Surely the program to put differentials, i.e. infinitesimal analysis, as
the basis for geometry (i.e. Riemann's approach) and then for theoretical 
physics, corresponds to an ancient program to put calculus at the basis of 
all science; already chemistry, thermodynamics and then quantum mechanics - 
beyond group theory and set theory - disproved this program.
Surely, Hilbert's solution of the historical problem of non-Euclidean 
geometries was
wrong. In historical terms, it suggested a mere change in an axiom (this is 
the version of vulgar historians) ;
but the only one scholar who perfomed this change
(Saccheri) obtained a wrong conclusion. No better suggestion we obtain from 
the formalisation of a scientific
theory (Hilbert's program); no author on non-Euclidean geometries tried to 
formalise his mathematical premises.
(Even in theoretical terms, this program - to axiomatize all scientific
theories - was wrong; thirty years after the first suggestion for Hiilbert's 
programit, Goedel, although
sympathetic to it, proved it as insufficient, even in the case
of the simplest mathematical theory).
No hint came from Cantor's set theory or more advanced mathematical 
theories.

What may we suspect to obtain from an accurate study on the birth of the
first crisis in the foundations of mathematics, i.e. non-Euclidean
geometries?
In my opinion, the natural answer is, the very import of this revolution in
mathematics.

My historical research suggests the following answer. Non-Euclidean 
geometries
overtly questioned not only an axiom, but the entire Euclidean geometry.

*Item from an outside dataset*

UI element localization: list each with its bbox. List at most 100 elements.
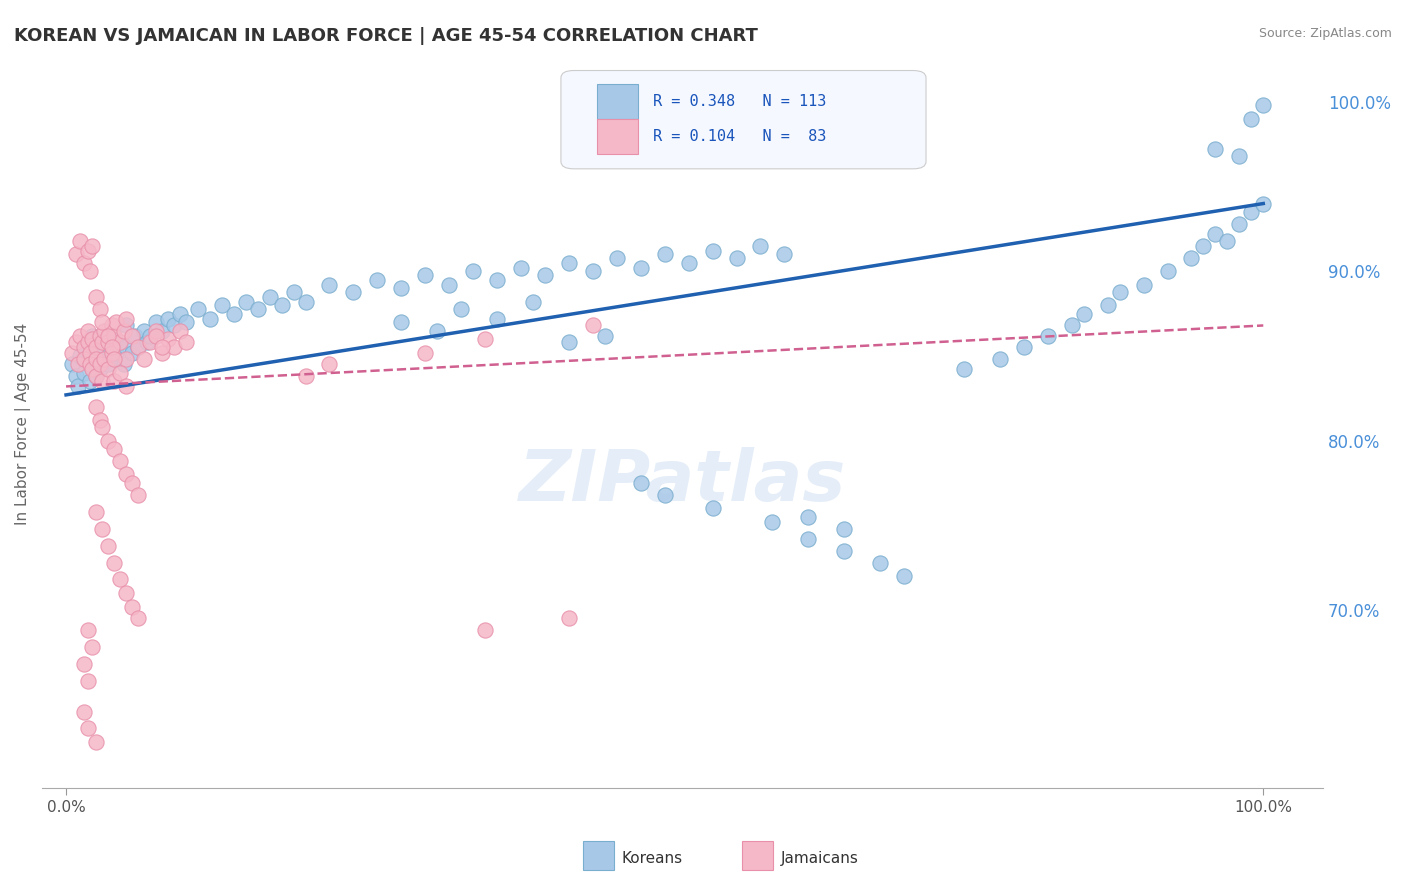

But under which aspect was in fact questioned Euclidean geometry?
In fact, the radical change is substantiated in both Lobachevsky's and
Bolyai's
texts the essential use of a great number of sentences which are not 
equivalent to the
corresponding positive sentences; hence, the failure of the double
negation law; which at present we know introduces grosso modo a
non-classical logic, intuitionist logic as first.

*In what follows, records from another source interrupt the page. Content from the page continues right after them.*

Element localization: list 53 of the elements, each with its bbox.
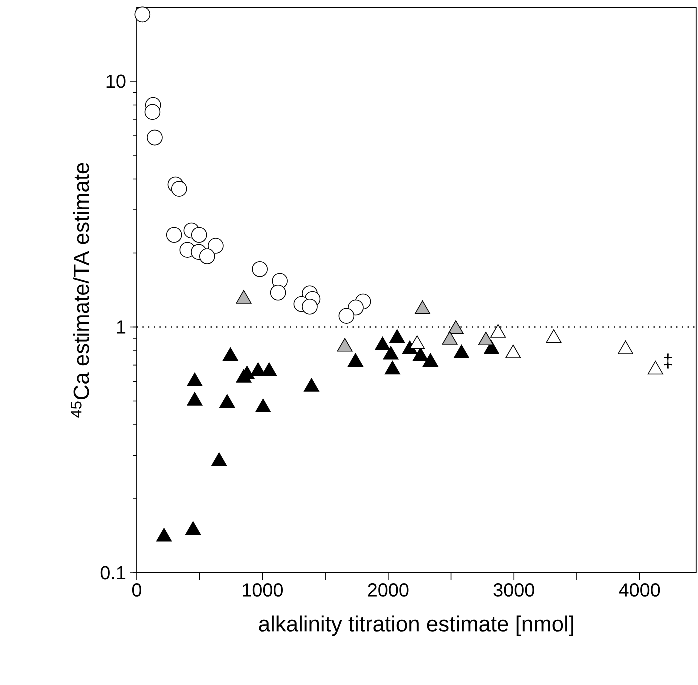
- point: [134, 6, 151, 23]
- annotation: ‡: [664, 354, 672, 369]
- point: [144, 104, 161, 120]
- y-tick-label: 1: [117, 320, 126, 334]
- y-tick-label: 0.1: [100, 566, 126, 580]
- point: [262, 362, 278, 376]
- point: [490, 324, 506, 338]
- point: [166, 227, 182, 244]
- point: [252, 261, 268, 278]
- point: [270, 284, 286, 301]
- point: [337, 338, 353, 352]
- x-tick-label: 2000: [368, 584, 409, 597]
- point: [648, 361, 664, 375]
- point: [304, 378, 320, 392]
- x-tick-label: 4000: [619, 584, 660, 597]
- point: [348, 353, 364, 367]
- x-axis-title: alkalinity titration estimate [nmol]: [259, 616, 574, 636]
- point: [422, 353, 438, 367]
- y-tick-label: 10: [106, 74, 126, 88]
- point: [147, 130, 163, 146]
- point: [618, 340, 634, 354]
- point: [454, 344, 470, 358]
- point: [442, 331, 458, 345]
- point: [187, 392, 203, 406]
- y-axis-title: $^{45}$Ca estimate/TA estimate: [71, 163, 90, 418]
- point: [236, 290, 252, 304]
- point: [506, 344, 522, 358]
- point: [208, 238, 224, 254]
- point: [222, 348, 238, 362]
- point: [156, 528, 172, 542]
- point: [220, 394, 236, 408]
- point: [410, 336, 426, 350]
- point: [414, 300, 430, 314]
- point: [448, 320, 464, 334]
- point: [200, 248, 216, 264]
- point: [383, 346, 399, 360]
- x-tick-label: 0: [132, 584, 142, 597]
- point: [384, 361, 400, 375]
- point: [546, 330, 562, 344]
- point: [338, 308, 355, 324]
- x-tick-label: 3000: [494, 584, 534, 597]
- point: [256, 398, 272, 412]
- point: [187, 372, 203, 386]
- point: [186, 522, 202, 536]
- point: [191, 227, 208, 244]
- point: [390, 330, 406, 344]
- point: [302, 298, 318, 315]
- point: [412, 348, 428, 362]
- point: [478, 332, 494, 346]
- point: [171, 181, 188, 197]
- point: [375, 336, 391, 350]
- x-tick-label: 1000: [243, 584, 284, 597]
- point: [212, 452, 228, 466]
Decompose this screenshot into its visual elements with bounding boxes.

In Lobachevsky's mind this radical change in the way of
arguing may be put in connection to the first Russian translation in his
little and far town, Kazan, of Lazare Carnot's celebrated book
on calculus, whose final "Note" explained the two different method of 
arguing
inside a scientific theory, i.e. the analytic one and the
syntethtic one.

Under this light, Hilbert's program was doomed to fail, because it wanted
to
develop mathematical theories inside classical logic only, being blind to
any
different way of arguing. Goedel stated that this attitude in mathematics
foundations is insufficient.
But Goedel, in his turn, was unable to suggest a
new attitude, sufficient for obtaininng a complete account of FOM, although 
just after his celebrated theorems he was one of the first scholars to
give a respectable status to intuitionist logic.

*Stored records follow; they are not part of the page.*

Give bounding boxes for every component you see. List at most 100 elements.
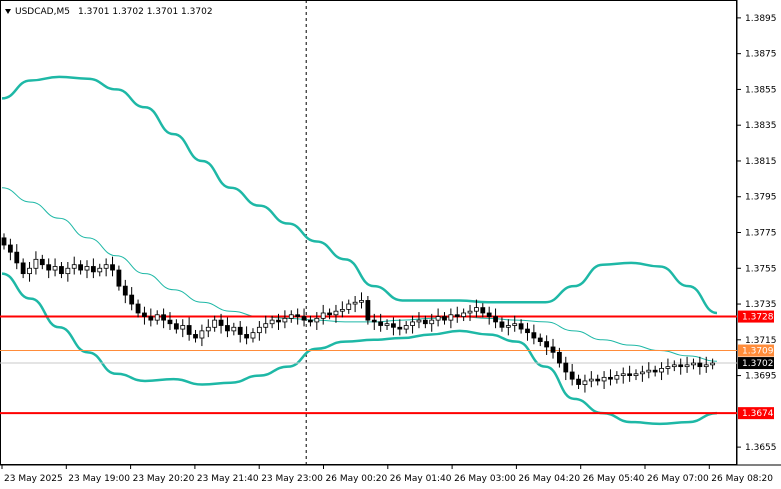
candle-body xyxy=(359,300,364,303)
candle xyxy=(52,258,58,277)
y-tick-label: 1.3735 xyxy=(745,300,777,310)
candle xyxy=(59,262,64,279)
candle-body xyxy=(486,312,492,317)
ohlc-readout: 1.3701 1.3702 1.3701 1.3702 xyxy=(78,7,213,17)
candle xyxy=(231,322,237,336)
candle-body xyxy=(493,316,498,323)
candle-body xyxy=(173,323,179,330)
candle xyxy=(416,312,422,329)
y-tick-label: 1.3755 xyxy=(745,264,777,274)
candle xyxy=(78,260,84,275)
candle xyxy=(512,315,518,332)
candle-body xyxy=(33,258,39,269)
candle-body xyxy=(186,325,192,335)
candle-body xyxy=(435,316,441,321)
candle-body xyxy=(633,373,639,376)
candle-body xyxy=(378,321,384,326)
triangle-down-icon[interactable] xyxy=(5,9,11,14)
candle xyxy=(410,315,415,334)
x-tick-label: 26 May 03:00 xyxy=(454,474,516,484)
candle-body xyxy=(39,258,45,266)
candle xyxy=(282,310,288,329)
candle xyxy=(39,254,45,270)
candle-body xyxy=(103,264,109,269)
candle xyxy=(212,315,218,332)
candle-body xyxy=(301,316,307,321)
candle xyxy=(186,317,192,341)
x-tick-label: 23 May 20:20 xyxy=(133,474,195,484)
candle xyxy=(256,321,262,341)
candle xyxy=(588,371,594,388)
x-tick-label: 26 May 04:20 xyxy=(518,474,580,484)
candle xyxy=(659,362,664,381)
candle xyxy=(557,347,562,368)
bollinger-lower-band xyxy=(1,272,718,426)
candle xyxy=(633,369,639,381)
x-tick-label: 23 May 21:40 xyxy=(197,474,259,484)
candle xyxy=(199,324,205,347)
candle xyxy=(505,319,511,336)
candle-body xyxy=(333,310,339,316)
candle xyxy=(646,362,652,379)
candle xyxy=(346,299,352,314)
candle-body xyxy=(365,300,371,321)
y-tick-label: 1.3715 xyxy=(745,336,777,346)
candle-body xyxy=(46,264,52,271)
candle xyxy=(378,313,384,332)
x-tick-label: 23 May 23:00 xyxy=(261,474,323,484)
candle-body xyxy=(250,332,256,339)
candle-body xyxy=(467,310,473,314)
candle-body xyxy=(20,262,26,275)
candle-body xyxy=(14,251,20,264)
candle-body xyxy=(671,364,677,368)
candle-body xyxy=(148,316,154,321)
candle xyxy=(84,260,90,279)
candle-body xyxy=(678,364,684,368)
candle-body xyxy=(237,326,243,335)
y-tick-label: 1.3875 xyxy=(745,50,777,60)
level-badge-label: 1.3728 xyxy=(742,313,774,323)
candle xyxy=(97,263,103,277)
x-tick-label: 26 May 07:00 xyxy=(647,474,709,484)
candle-body xyxy=(276,319,281,323)
candle xyxy=(499,317,505,332)
candle-body xyxy=(282,317,288,323)
candle xyxy=(180,319,186,338)
candle xyxy=(295,308,301,325)
candle xyxy=(352,295,358,313)
candle xyxy=(442,312,447,325)
candle xyxy=(397,319,403,336)
candle xyxy=(1,233,7,250)
candle-body xyxy=(582,380,588,385)
candle xyxy=(486,306,492,325)
plot-frame xyxy=(0,0,737,465)
x-tick-label: 23 May 2025 xyxy=(4,474,63,484)
candle xyxy=(480,303,486,318)
candle xyxy=(448,308,454,329)
candle-body xyxy=(263,323,269,328)
candle xyxy=(110,256,115,277)
candle-body xyxy=(352,301,358,305)
candle-body xyxy=(71,264,77,269)
bollinger-middle-band xyxy=(1,187,718,362)
candle-body xyxy=(531,332,537,339)
candle xyxy=(161,308,166,329)
candle-body xyxy=(684,364,690,368)
candle-body xyxy=(231,326,237,332)
candle xyxy=(244,326,249,345)
candle-body xyxy=(142,312,147,317)
candle xyxy=(403,321,409,334)
candle-body xyxy=(422,319,428,325)
candle-body xyxy=(84,266,90,271)
candle xyxy=(301,308,307,327)
candle xyxy=(678,358,684,375)
candle xyxy=(308,315,313,327)
candle-body xyxy=(135,303,141,314)
candle xyxy=(116,265,122,291)
candle xyxy=(327,308,332,320)
candle xyxy=(122,279,128,304)
candle-body xyxy=(116,269,122,287)
candle-body xyxy=(557,351,562,364)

But the simil-axiomatic approach chosen by Heyting and then by most 
intuiitionists confirmed Hilbert's approach also in intuitionism; and hence 
it confirmed the widespread shared opinion of a dubious relevance of 
intuitionist logic. Kolmogoroff only, in his foundational paper of 1924, 
referred to a general, informal logic whose specifications are the different 
kinds of logic - classical logic and intuitionist logic -, to be developed 
in different ways on the same foot.

Is the above reconstruction of the history of FOM research a possible one?